酔ってる……わけないよね。まだ未成年だし。
じゃあ深夜テンションなのかな?
とにかく、ここを何とか抜け出さないと!
変な目に合うことはないと思うけど、電気消したい!
「凛音ちゃん。明日朝の9時に家出るから帰る準備はしっかり……あら」
母さん!?
見られた、恥ずかしい!
「すみません。撫子さん、私今日はヤマトくん離したくないので電気消してもらってもいいですか?」
「まさか私に頼み事するなんて、歯磨きはしたの?」
「しました!」
「した……」
「ならいいわ。それじゃあ二人ともおやすみなさい」
「おやすみなさい」
「……お休み」
電気は母さんに消されてしまい、部屋は一瞬で暗くなる。
でも後ろに凛音さんがいるのは肌で感じる。
というよりもさっきから鼻息が首筋あたりに当たって、眠れる気がしない!
「ヤマトくん。私ね。ヤマトくんのことが好き」
「……」
「うんん、違うかな。私、久遠保仁くんのことが好き」
「っ!?」
人生で初めて『僕』に対して好きって言われた。
シチュエーションや雰囲気なんかはよくわからないけど、ヤマトではなく僕に対して。
「私、こんな気持ちになるの初めてかも。多分これが初恋」
「……どうして僕に何ですか?」
「何でだろうね。ただ、初配信の時に私のことを好みのタイプって言ってくれた時から気になりだして、凸したときに保仁くんが本当にいい人だって思って、初めてリアルで対面して、しばらく一緒に過ごしたり、撫子さんに保仁くんの話を聞いて、完全に理解した。私、保仁くんに恋してるんだって」
「……そうですか」
こうして面と向かって言われると恥ずかしい。
長く凛音さんの演技を見てきたから僕にはわかる
これは凛音さんの本気の言葉、決して演技じゃない本心。
「私恋したことなかったから先輩女優の恋する気持ちがわからなかったけど多分こんな感じなのかな? 一緒に好きな人といて、とても安心するようでドキドキする。今の私ってそんな感じ。ねえ、保仁くん。今、君はどんな気持ち?」
「……」
「ドキドキ? それともハラハラ? もしかして何も感じていないとか?」
僕の気持ち、そんなの決まってる!
「モヤモヤです」
「モヤモヤ?」
「はい。抱き着かれてるのもそうなんですけど、急に好きって言われて何が何だか……。ただわかることが一つ、凛音さんの気持ちに嘘偽りがないってことだけ。だからモヤモヤです」
「そっか。少し遠回しに行き過ぎたのかな。今まで演技で言ったことはあっても、私の本心で口からは言ったことなかったし」
「凛音さん?」
「そうだよね。いつまでもくよくよしてたらダメだよね」
「あの~」
さっきから何を言ってるんだろう。
遠回しって何が?
凛音さんが本心から言ったことのない言葉って何?
頭が追い付かない!
「保仁くん。そのままでいいから、頭をクリアにして聞いて」
「は、はい!」
「私、飛鷹凛音はあなたのことが好きです。世界にいるどこの誰よりもあなたのことを愛してます。私と付き合ってください」
「……」
僕は恋愛漫画の告白シーンで告白されたときのされた側の気持ちをあまり理解できなかった。
どうしてしばらくの間を開けるんだろう。
勇気を出して告白しているのに、どうしてすぐに返事をしてあげないんだろう。その間が告白する側の気持ちを苦しめてるかもしれないのに、ってよく思っていた。
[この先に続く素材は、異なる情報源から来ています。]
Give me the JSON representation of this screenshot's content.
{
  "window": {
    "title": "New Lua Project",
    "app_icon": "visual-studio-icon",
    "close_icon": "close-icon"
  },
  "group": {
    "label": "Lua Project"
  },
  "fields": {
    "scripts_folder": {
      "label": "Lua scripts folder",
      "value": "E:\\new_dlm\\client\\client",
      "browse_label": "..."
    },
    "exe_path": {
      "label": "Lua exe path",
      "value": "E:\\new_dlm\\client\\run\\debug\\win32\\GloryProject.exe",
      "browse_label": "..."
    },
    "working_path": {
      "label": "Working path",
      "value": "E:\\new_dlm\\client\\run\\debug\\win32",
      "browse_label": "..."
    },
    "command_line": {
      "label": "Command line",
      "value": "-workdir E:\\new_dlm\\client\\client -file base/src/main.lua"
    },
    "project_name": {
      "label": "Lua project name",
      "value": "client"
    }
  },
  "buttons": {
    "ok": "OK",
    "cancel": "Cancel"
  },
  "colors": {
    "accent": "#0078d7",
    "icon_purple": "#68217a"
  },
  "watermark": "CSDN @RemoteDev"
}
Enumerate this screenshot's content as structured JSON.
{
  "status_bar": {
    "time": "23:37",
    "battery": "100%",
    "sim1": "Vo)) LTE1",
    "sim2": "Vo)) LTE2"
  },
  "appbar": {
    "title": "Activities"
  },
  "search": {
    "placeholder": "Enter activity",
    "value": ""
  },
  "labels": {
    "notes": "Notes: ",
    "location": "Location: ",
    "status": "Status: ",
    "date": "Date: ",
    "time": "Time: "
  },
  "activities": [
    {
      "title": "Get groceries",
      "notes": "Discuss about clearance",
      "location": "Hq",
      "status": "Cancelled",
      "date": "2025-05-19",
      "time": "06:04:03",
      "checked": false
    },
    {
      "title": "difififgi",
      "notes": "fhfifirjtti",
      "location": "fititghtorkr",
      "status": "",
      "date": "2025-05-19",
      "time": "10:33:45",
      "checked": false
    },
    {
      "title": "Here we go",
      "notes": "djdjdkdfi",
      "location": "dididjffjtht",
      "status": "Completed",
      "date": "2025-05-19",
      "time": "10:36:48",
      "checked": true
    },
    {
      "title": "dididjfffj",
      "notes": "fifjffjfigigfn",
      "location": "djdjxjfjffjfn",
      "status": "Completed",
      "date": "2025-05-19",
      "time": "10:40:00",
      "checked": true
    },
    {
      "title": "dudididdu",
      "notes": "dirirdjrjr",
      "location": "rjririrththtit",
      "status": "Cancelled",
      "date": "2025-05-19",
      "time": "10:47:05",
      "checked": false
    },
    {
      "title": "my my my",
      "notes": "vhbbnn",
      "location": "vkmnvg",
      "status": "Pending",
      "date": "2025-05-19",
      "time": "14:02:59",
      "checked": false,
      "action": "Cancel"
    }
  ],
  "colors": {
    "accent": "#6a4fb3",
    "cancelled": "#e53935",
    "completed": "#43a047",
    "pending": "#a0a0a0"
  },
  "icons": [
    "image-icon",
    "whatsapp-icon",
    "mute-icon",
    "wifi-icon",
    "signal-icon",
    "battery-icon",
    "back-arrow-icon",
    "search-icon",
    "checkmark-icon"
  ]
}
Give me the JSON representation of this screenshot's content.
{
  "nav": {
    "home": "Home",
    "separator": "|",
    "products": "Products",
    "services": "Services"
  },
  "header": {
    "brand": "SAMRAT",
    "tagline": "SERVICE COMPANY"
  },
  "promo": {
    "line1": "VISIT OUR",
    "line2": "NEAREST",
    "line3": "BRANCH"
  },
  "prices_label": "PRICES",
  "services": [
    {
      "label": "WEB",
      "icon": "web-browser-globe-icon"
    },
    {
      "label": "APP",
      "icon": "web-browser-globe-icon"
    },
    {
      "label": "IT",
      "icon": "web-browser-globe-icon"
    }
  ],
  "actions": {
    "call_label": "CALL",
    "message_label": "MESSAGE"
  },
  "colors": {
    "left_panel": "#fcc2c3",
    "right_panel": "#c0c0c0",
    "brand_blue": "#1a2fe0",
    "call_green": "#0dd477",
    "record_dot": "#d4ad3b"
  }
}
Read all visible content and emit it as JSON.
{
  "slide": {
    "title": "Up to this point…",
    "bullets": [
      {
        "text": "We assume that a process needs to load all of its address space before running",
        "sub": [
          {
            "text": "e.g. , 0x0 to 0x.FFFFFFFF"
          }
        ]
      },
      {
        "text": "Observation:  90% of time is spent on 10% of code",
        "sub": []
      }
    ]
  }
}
僕自身が告白されたことないんだから、された側の気持ちなんてわかるわけがない。
だけど今なら言える。
告白されるのはいつも急で、答えるとき、どう答えればいいのかを考えるのに時間をかけてしまう。
しかも僕の場合は凛音さんの顔を見ることもできず、さらにベッドの中で密着している。
だから嫌でも感じる。
凛音さんの心音が早いリズムでなっているのを。
「……ごめんなさい」
「っ!?」
ああ、付き合えるのなら付き合いたい!
凛音さんが勇気を出して告白してくれたんだから『はい』って返事したい!
「僕も凛音さんのことが好きです。だけど僕にとって凛音さんは憧れの人で尊敬できる人。正直、僕に告白してくるなんて思ってませんでした」
本当にそう!
凛音さんにのめり込んでいた時は妄想をしたことあったけど、敵うことのない未来だって完全に諦めて、目が覚めた瞬間に恥ずかしくなった!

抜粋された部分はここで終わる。